Music Interview: Kanii Axtro – Ndizak’bonisa, Or Positive Obsessions

January 20, 2023




Kanii Axtro started performing alongside Msaki, Berita and Zahara in East London in the Eastern Cape. In August 2022, she released her EP Ndizak’bonisa – hip hop soul that touches on themes such as police negligence, inspiring the youth, healing, loss and taking back your power.


What is your first and most important goal as a musician – to tell a story (literally via lyrics or metaphorically via music); to inspire an emotion; to lift a mood; to get people moving? Perhaps it’s something else, or a mixture of these?

When I first started, it was to use my music as a space to explore my identity as well as to question my mortality. Lately, it’s more about enjoying life. So many people have left us and I feel I have questioned things enough. Now I just want to groove a little more since I’ve found my joy.


Does your style reflect that of the artists you love or respect most? 

Not necessarily. I have always beaten my own drum and I haven’t heard anyone who sounds like me. I get the occasional comparison to Msaki and Toya Delazy, but even those artists are not as intricate in the kind of way I am, especially with my kind of subject matter.


Do you write music, and if so, what sort of mix is involved in terms of discipline and inspiration? 

Yessir! I’ve written my own music since I first started in 2009 until now. I sometimes use lines I like from music I’m listening to and this is applied across all the projects I have released throughout my career. A lyric by Towdee Mac on Sthandwa Sam by Khuli Chana can be found on Blessings Come, Blessings Go. Most of my lyrics are quotes that fit the mood I am in when recording the project I am working on. For example, on Cosmic Fire, I leaned into my introverted nature and wrote “I don’t mind humans but I prefer my own company” and on Ilizwe Lethu, I showed love to the late Winnie Madikizela Mandela as well as the late Akhumzi Jezile, who I grew up watching on TV as a kid. The kind of discipline I apply to songwriting is to make the music as real to me as possible. I should also be able to fully enjoy the material no matter how deep or groovy the sonics or subject matter is.

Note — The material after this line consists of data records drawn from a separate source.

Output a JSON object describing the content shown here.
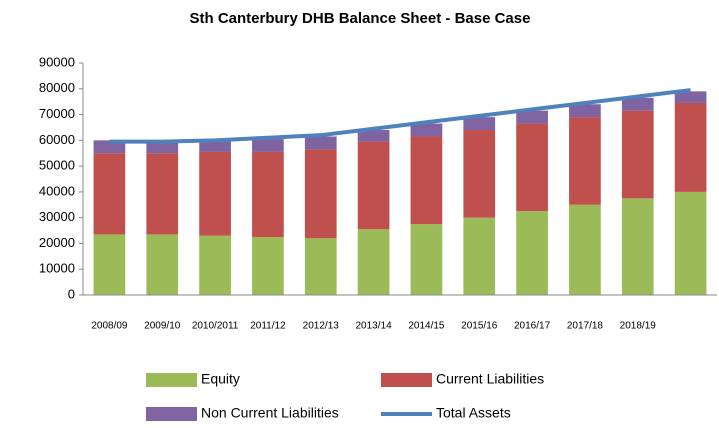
{
  "chart_data": {
    "type": "stacked_bar_line",
    "title": "Sth Canterbury DHB Balance Sheet - Base Case",
    "categories": [
      "2008/09",
      "2009/10",
      "2010/2011",
      "2011/12",
      "2012/13",
      "2013/14",
      "2014/15",
      "2015/16",
      "2016/17",
      "2017/18",
      "2018/19",
      null
    ],
    "series": [
      {
        "name": "Equity",
        "color": "#9bbb59",
        "values": [
          23500,
          23500,
          23000,
          22500,
          22000,
          25500,
          27500,
          30000,
          32500,
          35000,
          37500,
          40000
        ]
      },
      {
        "name": "Current Liabilities",
        "color": "#c0504d",
        "values": [
          31500,
          31500,
          32500,
          33000,
          34500,
          34000,
          34000,
          34000,
          34000,
          34000,
          34000,
          34500
        ]
      },
      {
        "name": "Non Current Liabilities",
        "color": "#8064a2",
        "values": [
          5000,
          5000,
          4500,
          5000,
          5000,
          4500,
          5000,
          5000,
          5000,
          5000,
          5000,
          4500
        ]
      },
      {
        "name": "Total Assets",
        "color": "#4f81bd",
        "type": "line",
        "values": [
          59500,
          59500,
          60000,
          61000,
          62000,
          64500,
          67000,
          69500,
          72000,
          74500,
          77000,
          79500
        ]
      }
    ],
    "ylim": [
      0,
      90000
    ],
    "yticks": [
      0,
      10000,
      20000,
      30000,
      40000,
      50000,
      60000,
      70000,
      80000,
      90000
    ],
    "grid": false
  }
}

Name an artist or band who is, in your view, criminally underrated, and explain what it is about them or their sound that excites you?

Bokang Ramatlapeng and Ambre are criminally underrated. Bokang is a jazz phenomenon with a voice that sounds like it’s divinely guided by millions of gifted African ancestors. Her voice commands that you sit and listen and boy, when I listened to her song Bana Ka Nthabiseng, I had to chill out and listen and I also felt a sense of gratitude to my family for raising me. I definitely wouldn’t be here without my uncles, grandfather, grandmother and cousins, who have been present in my life. Not forgetting my ancestors! My mom, dad and baby brother have carried me for most of my life. As for Ambre, just listen to the live version of Drake And Drive and see if you don’t get lost in the music. She has a way of transporting you to a world of emotions that I have never been to before.


How do you keep up or improve your skill levels? Is it all about practice, or are there other factors that help you to get better at and understand more about your craft?

I take time to listen to people who I feel are in a better spot than I am, and I study them through their interviews. I also stalk the crap out of them just to understand them! I am obsessive and it’s been a while since I have been obsessed with music. But now that I’m back in the groove, I take time to do vocal exercises, as well as study how to write better music through YouTube channels that offer such advice.


What is your new/most recent release? What is the story behind it – the genesis of the song, the people involved, the muse behind its creation?

Ndizak’bonisa is my most recent release. I wrote and recorded it in 2018 after getting a divorce from my toxic shot-gun marriage. I also experienced a paradigm shift and an ego death of sorts and so much was happening. I felt that the kids were not getting any guidance and I used the EP to get closure from my marriage and also forgive myself for all the things I handled horribly in my life until that point.